In what appears to be a conspicuous show of displeasure, Chinese authorities conducted unannounced “inspections” at Bloomberg News bureaus in Beijing and Shanghai in the final days of November, Fortune has learned. The visits followed media reports that Bloomberg cancelled a year-long investigation on financial ties between a Chinese billionaire and government officials.
Details of the inspections, conducted on the same day at the news bureaus in Beijing and Shanghai, are sketchy. It’s unclear how many officials were present or what government agency they represented. Different sources say, variously, that the visits were characterized as “security inspections” or “safety inspections.” But journalists inside Bloomberg view the appearance by civil government officials (they weren’t police) as an act of intimidation—precisely the reaction Bloomberg was eager to avoid.
And David Cameron told his Chinese hosts he was unhappy that Bloomberg reporter Robert Hutton was excluded from a joint press conference with him and Li Keqiang.
Downing Street has protested to the Chinese authorities about a “completely inappropriate” decision to bar a British journalist from a press conference in Beijing with David Cameron and his Chinese counterpart, Li Keqiang.
No 10 raised “deep concerns” on two occasions with Chinese officials after the foreign ministry excluded Robert Hutton, a political journalist with the US wire service Bloomberg, from the event at the Great Hall of the People on Monday.

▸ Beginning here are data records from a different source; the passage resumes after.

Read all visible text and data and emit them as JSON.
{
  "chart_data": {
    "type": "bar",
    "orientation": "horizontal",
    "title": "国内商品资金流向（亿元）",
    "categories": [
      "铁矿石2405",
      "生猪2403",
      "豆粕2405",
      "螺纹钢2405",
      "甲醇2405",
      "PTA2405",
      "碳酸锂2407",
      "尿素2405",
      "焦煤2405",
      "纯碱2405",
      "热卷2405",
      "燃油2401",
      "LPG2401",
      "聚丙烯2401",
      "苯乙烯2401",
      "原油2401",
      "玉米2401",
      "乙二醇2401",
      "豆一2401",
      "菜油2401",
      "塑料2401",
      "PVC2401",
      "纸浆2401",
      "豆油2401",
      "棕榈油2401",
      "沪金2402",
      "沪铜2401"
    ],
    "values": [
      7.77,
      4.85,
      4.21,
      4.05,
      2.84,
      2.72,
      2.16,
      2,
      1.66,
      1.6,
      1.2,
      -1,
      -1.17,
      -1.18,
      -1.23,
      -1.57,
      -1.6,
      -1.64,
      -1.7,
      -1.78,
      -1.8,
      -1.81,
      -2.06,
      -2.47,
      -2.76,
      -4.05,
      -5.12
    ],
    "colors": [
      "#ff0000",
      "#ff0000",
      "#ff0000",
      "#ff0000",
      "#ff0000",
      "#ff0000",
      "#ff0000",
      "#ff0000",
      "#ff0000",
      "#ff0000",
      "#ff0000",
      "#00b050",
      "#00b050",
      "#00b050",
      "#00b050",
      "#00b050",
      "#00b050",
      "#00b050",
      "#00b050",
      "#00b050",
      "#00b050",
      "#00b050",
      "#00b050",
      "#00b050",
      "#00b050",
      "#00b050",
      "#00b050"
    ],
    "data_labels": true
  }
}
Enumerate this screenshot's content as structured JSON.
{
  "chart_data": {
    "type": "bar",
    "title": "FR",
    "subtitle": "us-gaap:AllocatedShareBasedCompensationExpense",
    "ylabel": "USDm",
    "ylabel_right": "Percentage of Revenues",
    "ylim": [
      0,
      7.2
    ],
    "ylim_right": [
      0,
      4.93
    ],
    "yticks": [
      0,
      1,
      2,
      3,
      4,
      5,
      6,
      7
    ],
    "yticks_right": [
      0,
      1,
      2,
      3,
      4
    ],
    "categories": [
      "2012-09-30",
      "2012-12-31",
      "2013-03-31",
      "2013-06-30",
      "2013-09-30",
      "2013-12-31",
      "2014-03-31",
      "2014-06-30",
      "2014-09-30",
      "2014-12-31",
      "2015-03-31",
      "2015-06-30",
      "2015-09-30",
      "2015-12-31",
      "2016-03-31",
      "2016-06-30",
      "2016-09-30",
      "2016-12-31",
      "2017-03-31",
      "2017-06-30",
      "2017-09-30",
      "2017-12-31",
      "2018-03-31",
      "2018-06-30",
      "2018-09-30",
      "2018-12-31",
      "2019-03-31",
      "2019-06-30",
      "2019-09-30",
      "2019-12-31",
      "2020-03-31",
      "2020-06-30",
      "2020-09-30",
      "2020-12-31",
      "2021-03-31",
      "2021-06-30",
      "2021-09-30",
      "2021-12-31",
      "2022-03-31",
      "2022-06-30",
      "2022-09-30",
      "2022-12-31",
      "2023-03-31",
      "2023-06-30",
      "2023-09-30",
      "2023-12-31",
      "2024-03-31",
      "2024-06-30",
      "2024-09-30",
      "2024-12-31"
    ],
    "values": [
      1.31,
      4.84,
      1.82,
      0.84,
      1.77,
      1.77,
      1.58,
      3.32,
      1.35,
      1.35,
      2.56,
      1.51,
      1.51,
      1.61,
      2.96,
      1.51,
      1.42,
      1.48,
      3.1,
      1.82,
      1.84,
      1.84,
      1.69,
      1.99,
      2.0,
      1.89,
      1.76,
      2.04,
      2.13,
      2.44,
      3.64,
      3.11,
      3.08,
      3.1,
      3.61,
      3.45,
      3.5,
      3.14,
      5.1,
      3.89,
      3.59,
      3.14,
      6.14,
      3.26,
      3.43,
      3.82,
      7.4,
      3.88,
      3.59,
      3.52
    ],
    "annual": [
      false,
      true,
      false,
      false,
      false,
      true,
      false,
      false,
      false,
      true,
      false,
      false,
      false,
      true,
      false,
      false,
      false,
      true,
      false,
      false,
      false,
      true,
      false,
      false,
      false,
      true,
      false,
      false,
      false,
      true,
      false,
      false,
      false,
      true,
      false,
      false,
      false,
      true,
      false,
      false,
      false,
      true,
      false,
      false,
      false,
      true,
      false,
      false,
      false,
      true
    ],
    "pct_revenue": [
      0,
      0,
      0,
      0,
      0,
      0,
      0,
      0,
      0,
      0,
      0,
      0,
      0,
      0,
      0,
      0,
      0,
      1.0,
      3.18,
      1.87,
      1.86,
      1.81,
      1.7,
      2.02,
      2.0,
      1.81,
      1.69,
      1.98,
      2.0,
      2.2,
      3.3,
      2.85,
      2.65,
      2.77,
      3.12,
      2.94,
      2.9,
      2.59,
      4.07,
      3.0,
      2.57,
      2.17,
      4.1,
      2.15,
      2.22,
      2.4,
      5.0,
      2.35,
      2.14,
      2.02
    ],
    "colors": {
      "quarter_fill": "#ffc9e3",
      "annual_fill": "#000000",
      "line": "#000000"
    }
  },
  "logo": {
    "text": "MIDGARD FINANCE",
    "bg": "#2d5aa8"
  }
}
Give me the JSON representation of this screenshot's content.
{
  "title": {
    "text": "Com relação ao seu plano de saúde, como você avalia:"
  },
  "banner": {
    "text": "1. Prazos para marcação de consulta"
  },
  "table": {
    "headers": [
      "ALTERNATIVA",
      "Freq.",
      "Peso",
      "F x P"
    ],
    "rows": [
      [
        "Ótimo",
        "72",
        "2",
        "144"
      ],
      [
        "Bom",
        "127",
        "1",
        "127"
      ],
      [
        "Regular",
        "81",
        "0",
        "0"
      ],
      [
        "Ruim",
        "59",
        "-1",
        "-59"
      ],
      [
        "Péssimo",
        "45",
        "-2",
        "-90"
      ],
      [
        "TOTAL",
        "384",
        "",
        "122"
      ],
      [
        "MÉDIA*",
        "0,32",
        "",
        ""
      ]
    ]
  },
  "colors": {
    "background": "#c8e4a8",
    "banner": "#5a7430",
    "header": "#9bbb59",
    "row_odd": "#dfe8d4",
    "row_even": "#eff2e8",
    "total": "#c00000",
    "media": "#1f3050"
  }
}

Really, though, Cameron might have instead offered the Chinese tips about how satisfying it is to force a transnational journalistic outlet to destroy its hard drives with a power drill when shadowy figures show up in the name of “security.” For all the outrage directed at China, after all, the UK is not above aggressive censorship of damning information about its own government.
While the home of the Magna Carta chooses to use such persecution when a newspaper threatens to expose that it is really a surveillance state, the “Communist” leaders in China need to squelch stories of their own enrichment and corruption. But both are engaged in a similar paranoid suppression of news stories that goes to the heart of the fictions mobilized to rationalize their rule.
Which makes it rather telling that the Chinese example is getting so much more attention.